Gov. Bill Haslam was mentioned prominently in a Forbes piece Thursday, after he and four other GOP governors said they would consider an expansion of Medicaid under the federal health care reform law if the money were awarded as a block grant.
“Obviously, as a Republican, I’m with those folks who say, if you can block grant us Medicaid, we’d look at it differently,” Haslam said, according to Politico. The governors were at a weekend meeting of the National Governors Association in Virginia.
The block grant idea is dear to the hearts of conservatives, who say the setup would free states from onerous federal restrictions and give states the power to keep expenses in check. Governing magazine explains the history and criticism that such a plan would reduce the number of people covered, especially in times of economic strain.
The governors have the option of saying no to a Medicaid expansion in their states without losing existing Medicaid funding, based on the U.S. Supreme Court ruling last month that upheld the Affordable Care Act.
This week the state held a meeting at Vanderbilt to seek input on what insurers should be required to cover in plans offered in the state, according to the Tennessean:
These rules will apply to individual policies and small-employer group plans, including those offered through the state insurance exchange after Jan. 1, 2014. The federal law, often referred to as Obamacare, directs that these plans have the same level of coverage as those typically offered by a large employer. But the law leaves it up to the states to set those benchmarks. …

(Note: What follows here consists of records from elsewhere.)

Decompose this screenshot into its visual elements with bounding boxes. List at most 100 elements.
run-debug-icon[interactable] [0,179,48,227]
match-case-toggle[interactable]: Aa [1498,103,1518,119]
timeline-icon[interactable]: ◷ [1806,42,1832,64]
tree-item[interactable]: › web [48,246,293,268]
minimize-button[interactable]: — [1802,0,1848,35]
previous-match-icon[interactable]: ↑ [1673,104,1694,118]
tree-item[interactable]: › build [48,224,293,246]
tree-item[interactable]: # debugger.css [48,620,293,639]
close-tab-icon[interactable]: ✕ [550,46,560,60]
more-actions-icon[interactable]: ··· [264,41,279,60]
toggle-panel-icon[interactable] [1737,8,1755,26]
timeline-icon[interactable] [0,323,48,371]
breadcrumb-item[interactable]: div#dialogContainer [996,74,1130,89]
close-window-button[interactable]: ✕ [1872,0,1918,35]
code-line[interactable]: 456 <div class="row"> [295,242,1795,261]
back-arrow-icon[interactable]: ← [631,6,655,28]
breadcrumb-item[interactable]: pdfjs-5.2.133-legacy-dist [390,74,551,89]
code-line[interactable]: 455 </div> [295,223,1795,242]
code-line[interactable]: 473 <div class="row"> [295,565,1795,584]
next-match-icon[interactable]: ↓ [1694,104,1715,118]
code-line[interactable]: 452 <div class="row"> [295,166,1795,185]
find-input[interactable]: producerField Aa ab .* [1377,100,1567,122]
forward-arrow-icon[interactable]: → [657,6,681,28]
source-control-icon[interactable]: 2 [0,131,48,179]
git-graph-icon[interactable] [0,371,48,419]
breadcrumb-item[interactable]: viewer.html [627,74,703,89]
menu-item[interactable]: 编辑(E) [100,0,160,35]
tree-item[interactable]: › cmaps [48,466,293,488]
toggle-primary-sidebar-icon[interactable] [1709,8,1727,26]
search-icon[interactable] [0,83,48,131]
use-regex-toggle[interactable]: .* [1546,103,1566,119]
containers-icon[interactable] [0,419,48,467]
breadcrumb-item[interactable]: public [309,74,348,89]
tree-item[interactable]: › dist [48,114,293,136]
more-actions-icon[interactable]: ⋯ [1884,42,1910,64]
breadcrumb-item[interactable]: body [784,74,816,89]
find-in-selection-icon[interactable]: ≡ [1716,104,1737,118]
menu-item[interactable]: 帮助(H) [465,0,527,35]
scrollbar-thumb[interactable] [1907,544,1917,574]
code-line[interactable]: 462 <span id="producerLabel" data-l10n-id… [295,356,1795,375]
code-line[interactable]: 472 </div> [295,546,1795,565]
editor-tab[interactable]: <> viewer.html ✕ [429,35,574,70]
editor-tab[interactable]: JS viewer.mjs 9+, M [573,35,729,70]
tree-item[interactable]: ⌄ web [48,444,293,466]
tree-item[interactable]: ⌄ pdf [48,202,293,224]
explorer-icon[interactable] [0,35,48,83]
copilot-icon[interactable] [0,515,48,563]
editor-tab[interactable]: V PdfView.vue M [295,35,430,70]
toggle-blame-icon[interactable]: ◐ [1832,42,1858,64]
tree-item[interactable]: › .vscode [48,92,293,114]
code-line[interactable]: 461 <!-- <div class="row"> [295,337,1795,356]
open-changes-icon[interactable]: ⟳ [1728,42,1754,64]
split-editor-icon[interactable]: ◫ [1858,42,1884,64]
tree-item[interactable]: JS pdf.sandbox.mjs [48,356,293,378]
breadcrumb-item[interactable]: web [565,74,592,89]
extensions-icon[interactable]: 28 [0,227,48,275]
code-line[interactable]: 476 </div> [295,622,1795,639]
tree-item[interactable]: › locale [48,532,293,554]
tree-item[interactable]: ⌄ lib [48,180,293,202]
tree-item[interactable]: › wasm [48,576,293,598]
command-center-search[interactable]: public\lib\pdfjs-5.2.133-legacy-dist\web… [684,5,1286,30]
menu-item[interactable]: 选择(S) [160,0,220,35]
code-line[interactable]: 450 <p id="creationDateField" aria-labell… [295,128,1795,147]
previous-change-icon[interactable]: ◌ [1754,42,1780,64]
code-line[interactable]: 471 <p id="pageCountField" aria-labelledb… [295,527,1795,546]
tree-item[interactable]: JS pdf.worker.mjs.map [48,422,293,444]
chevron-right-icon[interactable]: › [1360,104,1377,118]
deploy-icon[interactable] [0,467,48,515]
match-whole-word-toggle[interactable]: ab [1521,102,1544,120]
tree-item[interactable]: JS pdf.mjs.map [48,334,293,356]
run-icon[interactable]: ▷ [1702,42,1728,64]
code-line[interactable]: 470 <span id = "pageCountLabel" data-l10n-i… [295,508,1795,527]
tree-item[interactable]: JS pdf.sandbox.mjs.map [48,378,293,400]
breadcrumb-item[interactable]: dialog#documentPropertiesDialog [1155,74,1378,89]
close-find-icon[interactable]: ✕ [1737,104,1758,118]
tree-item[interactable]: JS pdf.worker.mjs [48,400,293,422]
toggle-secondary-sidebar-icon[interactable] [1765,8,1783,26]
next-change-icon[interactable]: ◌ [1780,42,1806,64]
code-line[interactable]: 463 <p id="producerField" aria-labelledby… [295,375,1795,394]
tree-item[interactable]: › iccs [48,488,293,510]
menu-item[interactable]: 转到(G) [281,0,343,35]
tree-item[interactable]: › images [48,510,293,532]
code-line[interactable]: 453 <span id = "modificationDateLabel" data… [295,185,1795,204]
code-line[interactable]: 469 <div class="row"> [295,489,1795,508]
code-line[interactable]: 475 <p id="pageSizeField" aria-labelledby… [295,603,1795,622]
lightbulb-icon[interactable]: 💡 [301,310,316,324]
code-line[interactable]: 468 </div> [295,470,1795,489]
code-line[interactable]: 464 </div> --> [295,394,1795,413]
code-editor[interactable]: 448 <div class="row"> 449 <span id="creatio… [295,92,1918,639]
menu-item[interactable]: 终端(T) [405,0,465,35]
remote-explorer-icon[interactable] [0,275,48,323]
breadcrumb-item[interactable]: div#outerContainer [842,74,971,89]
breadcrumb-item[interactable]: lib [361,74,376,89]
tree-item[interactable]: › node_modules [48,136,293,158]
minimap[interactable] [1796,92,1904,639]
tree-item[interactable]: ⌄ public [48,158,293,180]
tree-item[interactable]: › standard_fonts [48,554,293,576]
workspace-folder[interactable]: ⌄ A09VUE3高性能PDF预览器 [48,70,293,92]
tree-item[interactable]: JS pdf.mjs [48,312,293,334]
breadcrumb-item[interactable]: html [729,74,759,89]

States have 10 basic plans currently offered by large employer groups from which to choose a benchmark, but they can modify whichever reference plan they choose.
The meeting attracted people with health complaints from loss of hearing to infertility, wanting to make sure the state’s standards would require their ailment be covered, WPLN reported.
Another component of the health care law got a boost from a Tennessean Wednesday. Former Sen. Bill Frist urged states to set up their own health insurance exchanges. The exchanges will foster competition and are “the most innovative, market-driven, and ultimately constructive part of the law,” Frist wrote in a column for The Week.
Opponents of the law have urged the opposite. The Cato Institute calls them “the new government bureaucracies” for forcing people “to purchase Obamacare’s overpriced and overregulated health insurance.”
In May, the Kaiser Family Foundation expressed doubt that Tennessee would meet a deadline to submit a plan for its exchange this fall. The state has accepted more than $9 million in federal tax dollars for planning and establishment efforts.